Radiative heat transfer is a universal physical phenomenon. Any object with a temperature over absolute zero tends to exchange thermal energy with its surroundings.
In the field of physics, thermal emission comes from electromagnetic radiation, prompted by the thermal motion of charged particles within materials. Planck’s law defines the spectral dispersal of emitted power. The second law of thermodynamics rules the irreversibility of energy transfer in thermal emissions.
Thermal emission is usually broadband, omnidirectional, incoherent, and unpolarized. That is because of fluctuating electromagnetic fields thermally produced within materials.
The fast development of nanophotonics has enabled scientists to show that thermal emission, akin to spontaneous light emission, can be manipulated or engineered. It can be made using naturally or artificially occurring micro/nanostructures.
Narrowband, directional, or polarized thermal emissions are all projected and experimentally shown with the help of metamaterials. Productive achievements push the development of thermal photonics, enhancing the efficiency of energy utilization and transforming numerous energy applications.
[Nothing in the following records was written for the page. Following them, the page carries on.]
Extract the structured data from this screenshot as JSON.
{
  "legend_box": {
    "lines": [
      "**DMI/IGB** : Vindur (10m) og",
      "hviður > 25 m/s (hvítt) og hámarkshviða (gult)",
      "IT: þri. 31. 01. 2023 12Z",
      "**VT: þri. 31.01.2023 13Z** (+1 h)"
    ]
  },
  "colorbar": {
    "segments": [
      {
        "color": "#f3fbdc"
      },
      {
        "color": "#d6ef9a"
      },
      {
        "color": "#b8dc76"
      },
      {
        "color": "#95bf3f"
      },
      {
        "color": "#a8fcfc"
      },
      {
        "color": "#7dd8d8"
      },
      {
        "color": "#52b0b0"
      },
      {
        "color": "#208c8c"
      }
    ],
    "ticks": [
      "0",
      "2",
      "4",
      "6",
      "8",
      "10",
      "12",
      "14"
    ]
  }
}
In a new article reported in the journal eLight, a joint group of researchers from Stanford University and Changchun Institute of Optics, Fine Mechanics and Physics, Chinese Academy of Sciences, guided by Prof. Shanhui Fan and Prof. Wei Li, stressed the significance of broken symmetries for the nanophotonic regulation of thermal emissions and reviewed numerous physical phenomena and associated applications.
Symmetries are of major significance in physics. A system’s symmetry is a physical characteristic that stays invariant under certain transformations. The transformations may be discrete or continuous, which produces analogous types of symmetries.
Continuous symmetries are illustrated by Lie groups, while finite groups illustrate discrete symmetries. The continuous symmetries of a physical system are closely associated with the conservation laws defining that system.
Symmetries also have a significant role to play in thermal radiation. In this scenario, the applicable symmetries include geometric and non-geometric types. These symmetries have crucial effects on thermal radiation.
For example, any thermal emitter is defined by two core quantities: the angular spectral emissivity and the angular spectral absorptivity. It is said that the presence of geometric and non-geometric symmetries executes direct constraints. On the contrary, breaking these symmetries can eliminate such constraints.
As a basic but crucial example, the scientists observed that any linear time-invariant thermal emitter requires to be lossy. Therefore, they have to interrupt energy conservation and time-reversal symmetry. However, it can either disrupt or obey Lorentz reciprocity.
In summary, the scientists inspected engineered nanophotonic structures with broken symmetries in thermal photonics, mostly focusing on regulating thermal emission. They are diverse from conventional materials and nanophotonic structures possessing high symmetries. Broken geometrical symmetries are deliberated, including chirality, randomness, aperiodicity, and anisotropy.
This was a chance to emphasize the geometrical asymmetry-prompted control of thermal emission and other thermal effects. Further symmetry-breaking can be achieved through developing various mode symmetries, and unusual nanophotonic states, including Fano resonance and bound states in the continuum, are also viable for the control of thermal emission. It allows narrowband emission and total switching of thermal emission.
Reciprocity is a central internal symmetry in electromagnetics. Breaking reciprocity in thermal photonics causes nonreciprocal thermal emission, which can disrupt Kirchhoff’s law of thermal radiation and may enhance energy conversion efficiency and harvesting applications.
It achieves this by manipulating the magneto-optical effect and spatiotemporal modulation. For further development, adding more compound broken symmetries and investigating the asymmetries in light-matter interactions may offer new study opportunities.
Furthermore, the researchers momentarily deliberated on a few upcoming directions: the non-Hermitian system and twist-optics.
Liu, T., et al. (2022) Thermal photonics with broken symmetries. eLight. doi.org/10.1186/s43593-022-00025-z.